Monday, 23 January 2017

Ideas, Suggestions and Feedback

As I am sure you are aware I am open to all manner of ideas, suggestions and feedback - negative as well as positive. It is thanks to someone else's idea that I have reworded my About Me section on the funding site. I now have a facebook page as well as a profile one because somebody told me it was a good idea to keep the funding side separate to my personal side (although I'm not sure that really matters much as both are me and have been set up for the same reason). Of course there are some ideas, suggestions that get knocked on the head straight away. I do have boundaries, morals and am not up for doing anything that could be construed as illegal.

A suggestion someone made this morning, while not illegal (I don't think) was fliappanty dismissed by me before the person had even finished speaking. I'll be honest, there is not much in this world which shocks me any more (I do have some quite odd friends) but I am utterly disgusted that not only could someone think I would be up for such a thing, they had the nerve to suggest it to me. What am I getting myself on about? Let me explain.

Those of you who read my twaddle will know that the other day I made the decision to include my niece in the trip - if she wants to come and is able to get the time off work!! Since then I have seen her younger brother also who has said he would "love to come". My niece (who I had not mentioned the trip too) had somehow managed to come across funding page and asked if mentioning her had got any donations :) It is odd that very day someone did make a donation but I'm sure their not related. She also found the post I shared on here where I explained why I wanted to take her with me. You can read it by clicking here.

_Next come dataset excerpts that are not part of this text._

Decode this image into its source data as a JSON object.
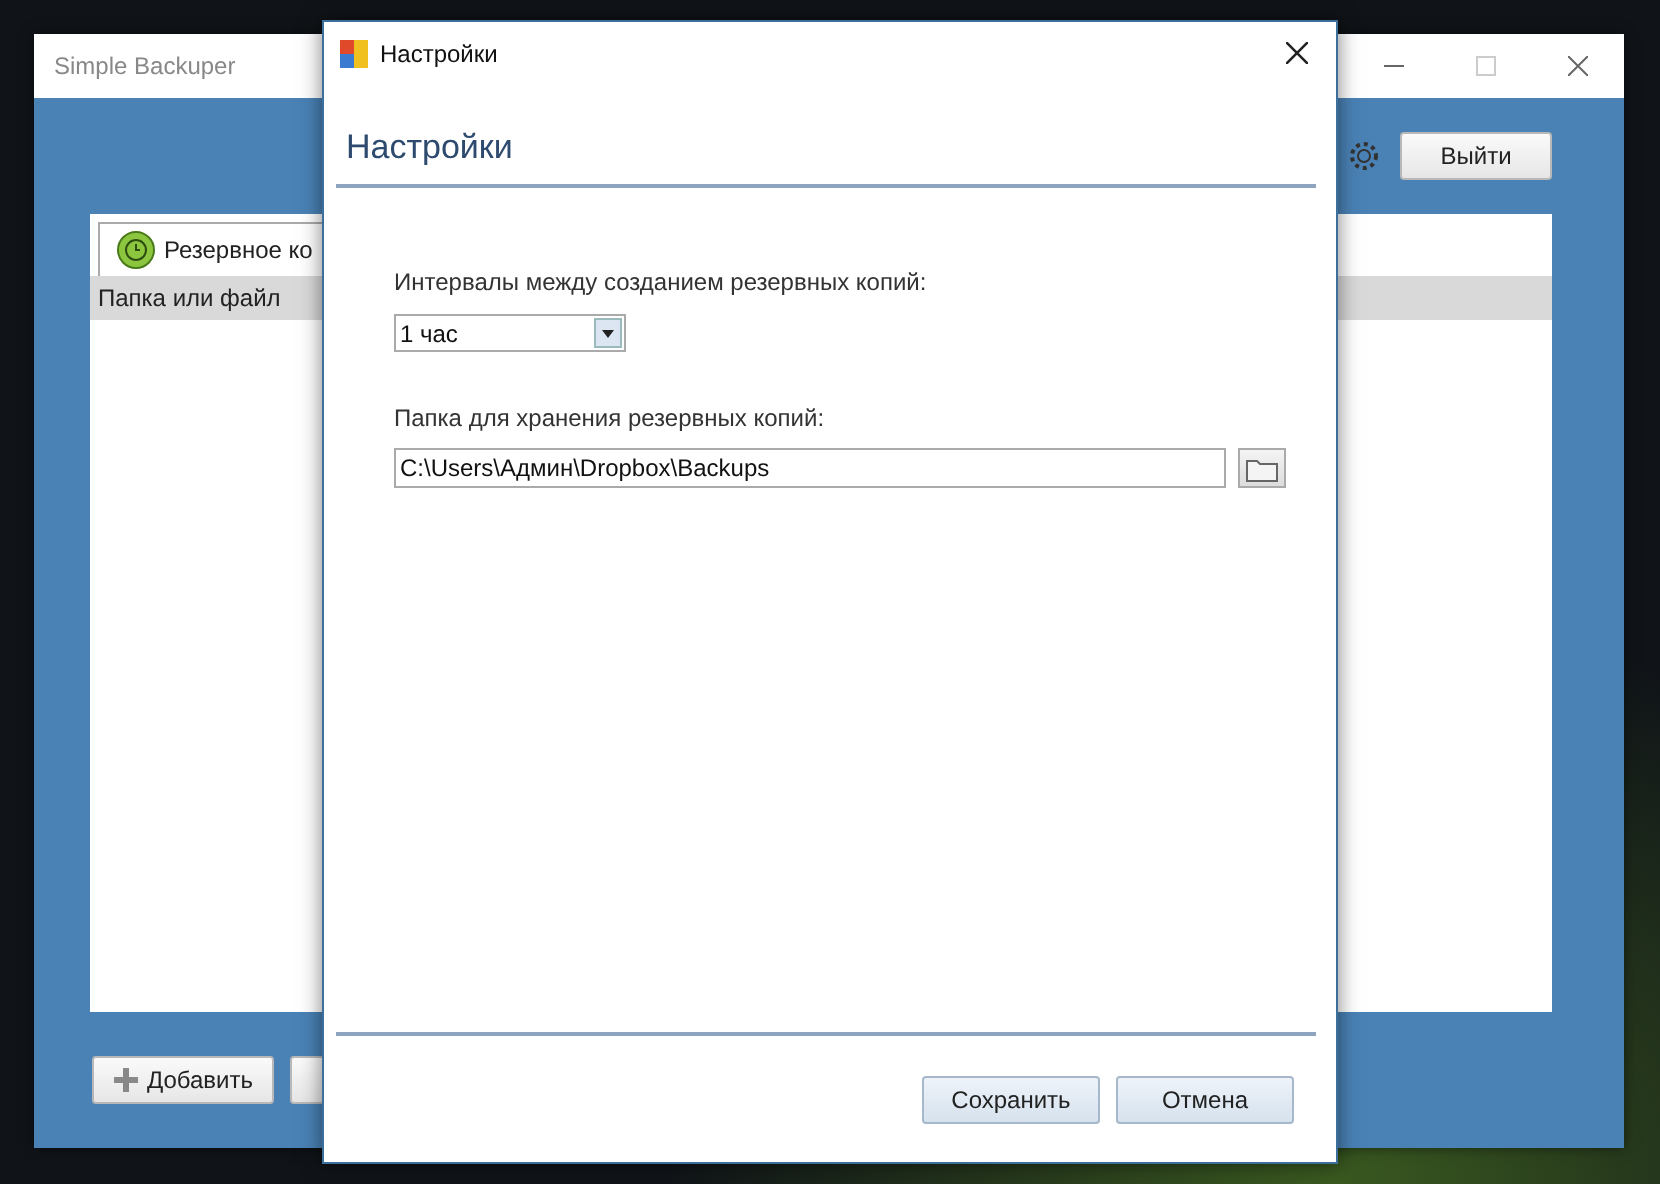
{
  "main_window": {
    "title": "Simple Backuper",
    "exit_button": "Выйти",
    "tab": {
      "label": "Резервное ко",
      "selected": true
    },
    "table": {
      "columns": [
        "Папка или файл"
      ]
    },
    "add_button": "Добавить"
  },
  "dialog": {
    "title": "Настройки",
    "heading": "Настройки",
    "interval": {
      "label": "Интервалы между созданием резервных копий:",
      "value": "1 час"
    },
    "folder": {
      "label": "Папка для хранения резервных копий:",
      "value": "C:\\Users\\Админ\\Dropbox\\Backups"
    },
    "buttons": [
      "Сохранить",
      "Отмена"
    ]
  }
}
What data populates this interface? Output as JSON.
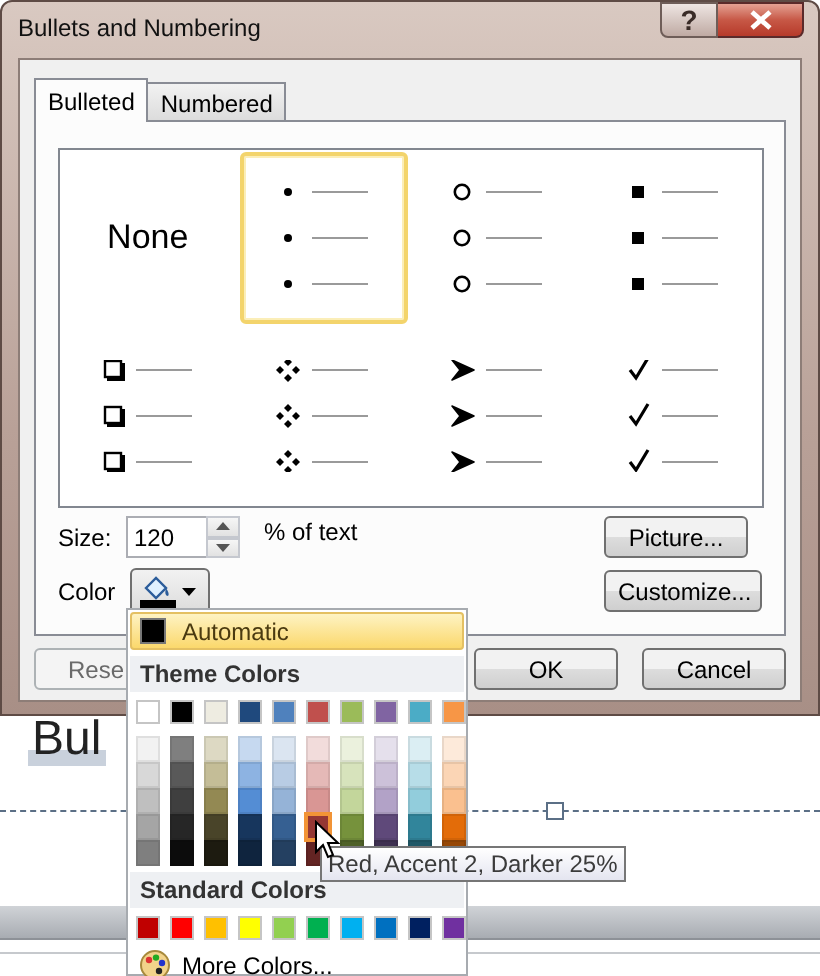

If you've read it you may understand why I was so disgusted when the person told me I need to "capitalise on the kids misfortunes to raise the funds needed".  When I asked what they meant they replied "Use the kids to get your money". 

Talking about my niece the other day wasn't done to raise funds or get people to donate. It was to explain why I have added an extra person to the trip when I originally was asking for the funds for just the 2 of us. She won't add anything extra in essence except her flight costs but I thought it only right to explain how I had gone from raising funds for 2 of us to (now) 4. I wasn't asking for any extra money, I just want to be upfront and honest so nobody can come back at me at a later date and tell me I was being dishonest. I changed the wording on my "about me" bits because I realised I sounded very "woe is me" and almost looked as though I was garnering for sympathy. I want sympathy and I certainly do not deserve it. I am in the position I am in because I made bad choices, trusted the wrong people and was a fool. The reason for the blog and social media bits and pieces are for people to get to know me, understand what makes me tick. I've done it in the hope someone will go "you know what, I get this woman, I understand where she's coming from, I feel her passion when she talks about the places she wants to visit; I'm going to help her get back there". To even consider using the kids suffering and sadness as a means to my own ends would make me a pretty despicable excuse for a human being. The deserve better than that. Yes, I'd love for them to come with me but I won't use them to get where I want to go. That would morally wrong on so many levels. I'm sure it would also be illegal or at least morally fraudulent. I'm not asking for money to take them away; I'm asking for it so I can go away. If they are able to come when I have the funds needed then I will take them with me, but I am not here to raise the funds for them. This is all about me and only me. 

Of course they've had it tough in their young lifetime, but so have many millions of other kids. By comparison they are extremely lucky. They have a roof over their head, shoes on their feet, clothes on their backs and food in their bellies. There are millions of children out there who would love such thing. They are no more special than I am and while their story is an extremely sad one, it is there story. I refuse to use them for my own gains. 

You're right, talking about them here and mentioning my niece the other day is in a way using their story - to a point - but these blog entries and the updates where she has been mentioned will fade away into a distant past; they will become just memories buried deep in the depths of my twaddling words. While suggestions are welcome please be aware I am not here to exploit anyone. As I've said above and will say again, It is all about me. They have been mentioned only as a way for me to explain why I have added 2 extra people when the fundraising pages state just the 2.